Александр Васильевич одной рукой помог Глаше усесться в телегу, а другой сунул в руку старика несколько монет.

— За провоз, дедушка.

— Спасибо, служивый, и так бы подвез. Не велика тяжесть. А, впрочем, внучке на гостинцы.

— До свиданья, Глаша. Сюда не ходи. Сам буду урываться и наведываться. Береги себя.

Глаша только махнула рукой.

Тележка, подхваченная сильной лошадью, покатила по деревенской улице. Суворов некоторое время стоял и смотрел ей вслед. В первый раз эта, даже временная, разлука с женщиной произвела на него впечатление. Ему казалось, что что-то оторвалось у него у сердца. Он даже сделал жест негодования на самого себя и скорыми шагами отправился в лагерь.

По мере приближения к нему снова волна служебных обязанностей охватила его, и в ней утонули пережитые им впечатления сегодняшнего дня. Он стал обдумывать, все ли исправно во вверенном ему капральстве. Ответ получался утвердительным. Незаметно он достиг своей палатки, где он жил с несколькими товарищами. Последних в ней не было.

Александр Васильевич на свободе присел к столу и стал читать. Занимаясь, он нет-нет, да и вспоминал о Глаше, о проведенных с нею в роще часах, о том, как она доехала, но вскоре усилием воли он заставил себя сосредоточиться на книге, которая лежала перед ним, и читал до «зари», по прибытии которой и лег спать.

Снов он не видел никогда.

Утро прошло в занятиях, и лагерно-военная жизнь для Александра Васильевича Суворова, прерванная неожиданным романтическим эпизодом, вошла снова в свою обычную колею. Укромное местечко петергофской рощи не сделалось Капуей для воина.

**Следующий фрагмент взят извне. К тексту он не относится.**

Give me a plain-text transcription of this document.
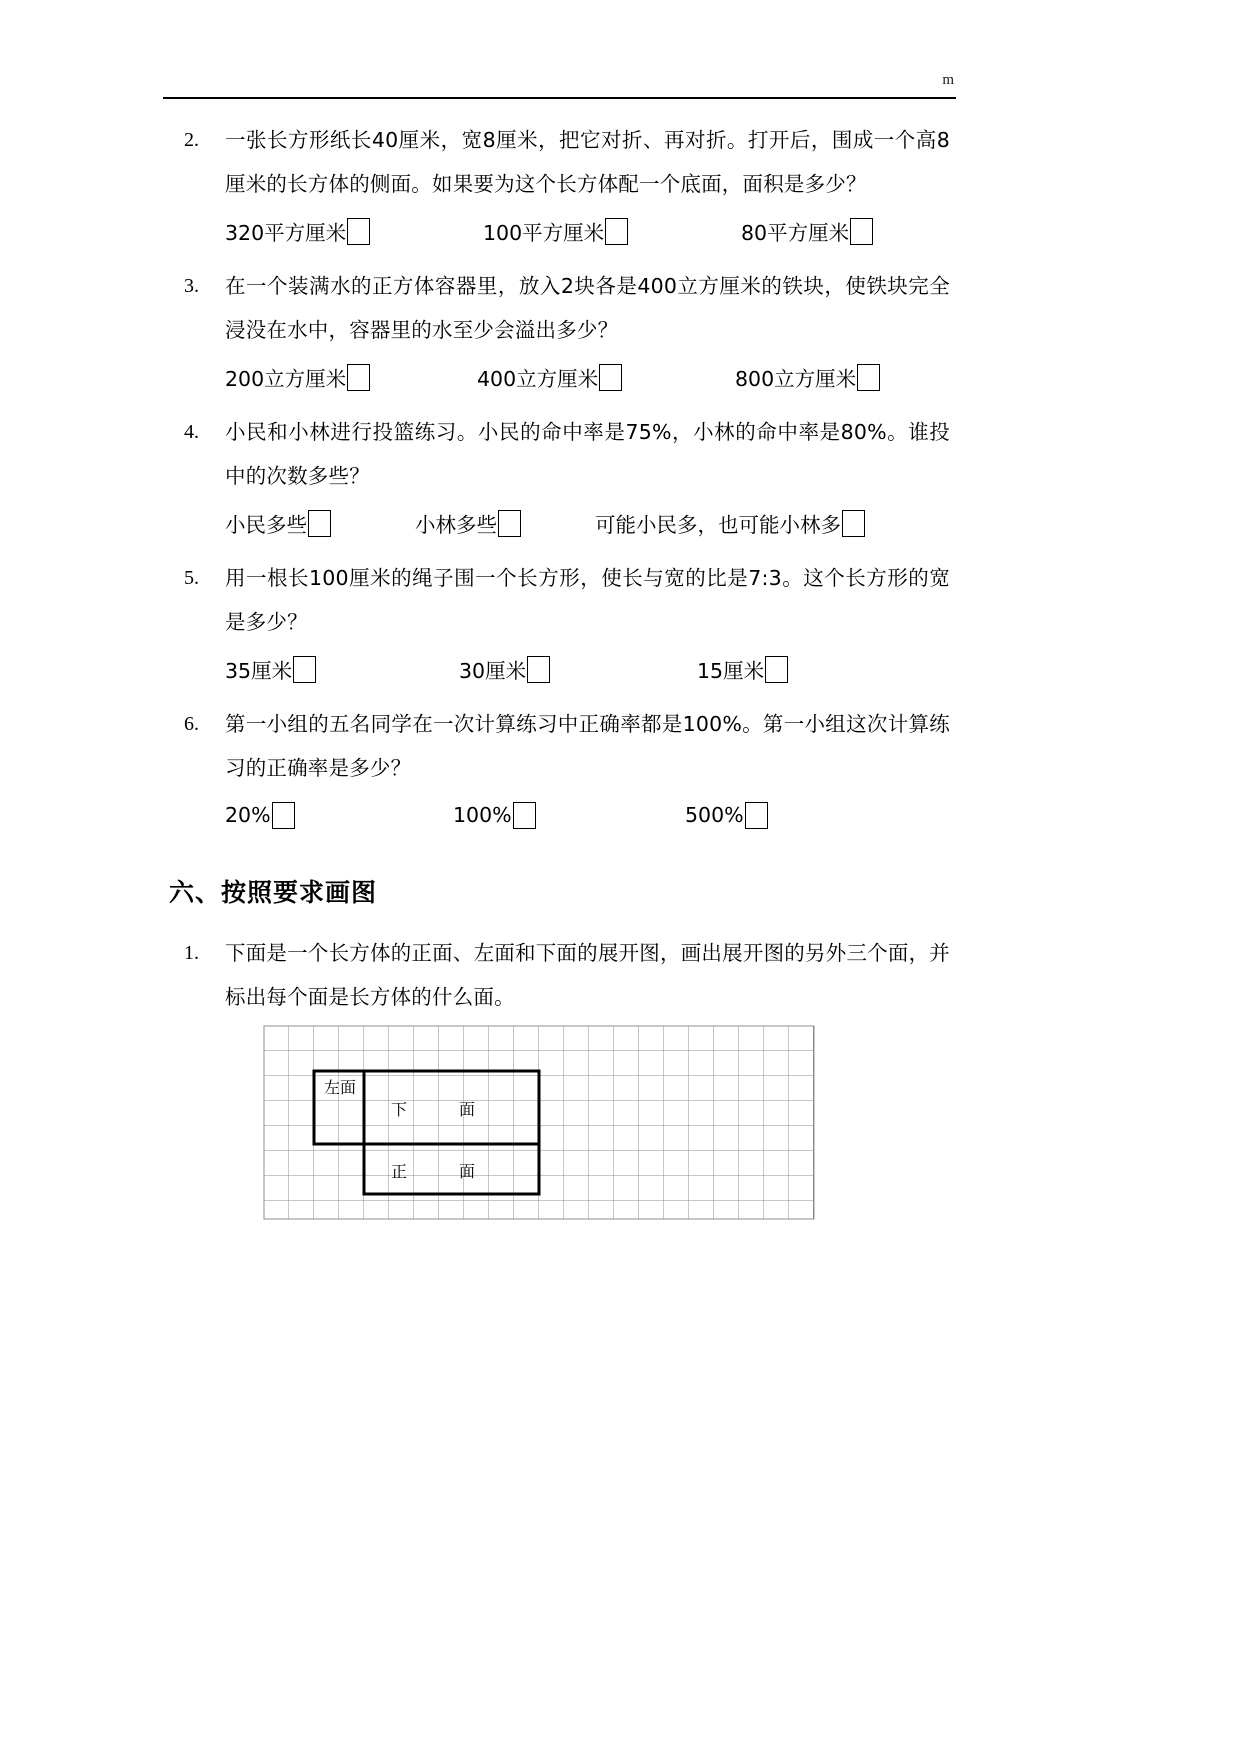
m
2.	一张长方形纸长40厘米，宽8厘米，把它对折、再对折。打开后，围成一个高8厘米的长方体的侧面。如果要为这个长方体配一个底面，面积是多少？
320平方厘米	100平方厘米	80平方厘米
3.	在一个装满水的正方体容器里，放入2块各是400立方厘米的铁块，使铁块完全浸没在水中，容器里的水至少会溢出多少？
200立方厘米	400立方厘米	800立方厘米
4.	小民和小林进行投篮练习。小民的命中率是75%，小林的命中率是80%。谁投中的次数多些？
小民多些	小林多些	可能小民多，也可能小林多
5.	用一根长100厘米的绳子围一个长方形，使长与宽的比是7:3。这个长方形的宽是多少？
35厘米	30厘米	15厘米
6.	第一小组的五名同学在一次计算练习中正确率都是100%。第一小组这次计算练习的正确率是多少？
20%	100%	500%
六、按照要求画图
1.	下面是一个长方体的正面、左面和下面的展开图，画出展开图的另外三个面，并标出每个面是长方体的什么面。
左面
下　面
正　面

Через неделю, однако, выдался день, когда была возможность отпроситься на побывку в Петербург. Суворов воспользовался этим случаем.

Его встретила Марья Петровна, собравшаяся куда-то уходить.

— Что Глаша? — спросил он ее, даже не поздоровавшись как следует.

— Ничего, дома, — глянула на него подозрительно попадья, — чахнет, девка, да и только. Куда-то надысь сбежала… Целый день пропадала… Повеселела было… А теперь снова закручинилась… Уж я думаю, ей за прежнее рукомесло приняться, может, отвыкать от их жизни трудно.

— Что вы вздор говорите, Марья Петровна! — вспыхнул Александр Васильевич. — Девушка исправилась, а вы ее в тот же омут толкаете.

— Кто ее толкает? Никто! Ее же жалеючи раздумываю. Вы ее не видели, так посмотрите. Краше в гроб кладут. А то толкаете.

Обидевшаяся Марья Петровна вышла из сеней. Суворов прошел к себе.

— Глафира Ефимовна, а Глафира Ефимовна! — крикнул он через стену.

— Сейчас приду, — послышался ответ.

Через несколько минут на пороге его комнаты появилась Глаша. Марья Петровна была права. Со дня свидания в Петергофе она, кажется, еще более похудела, если только это было возможно.

— Вот, я урвался, Глашечка, — обнял ее Александр Васильевич.

— Ничего, ничего… А уж как я рада, как рада… — целовала она его в лоб, губы, щеки.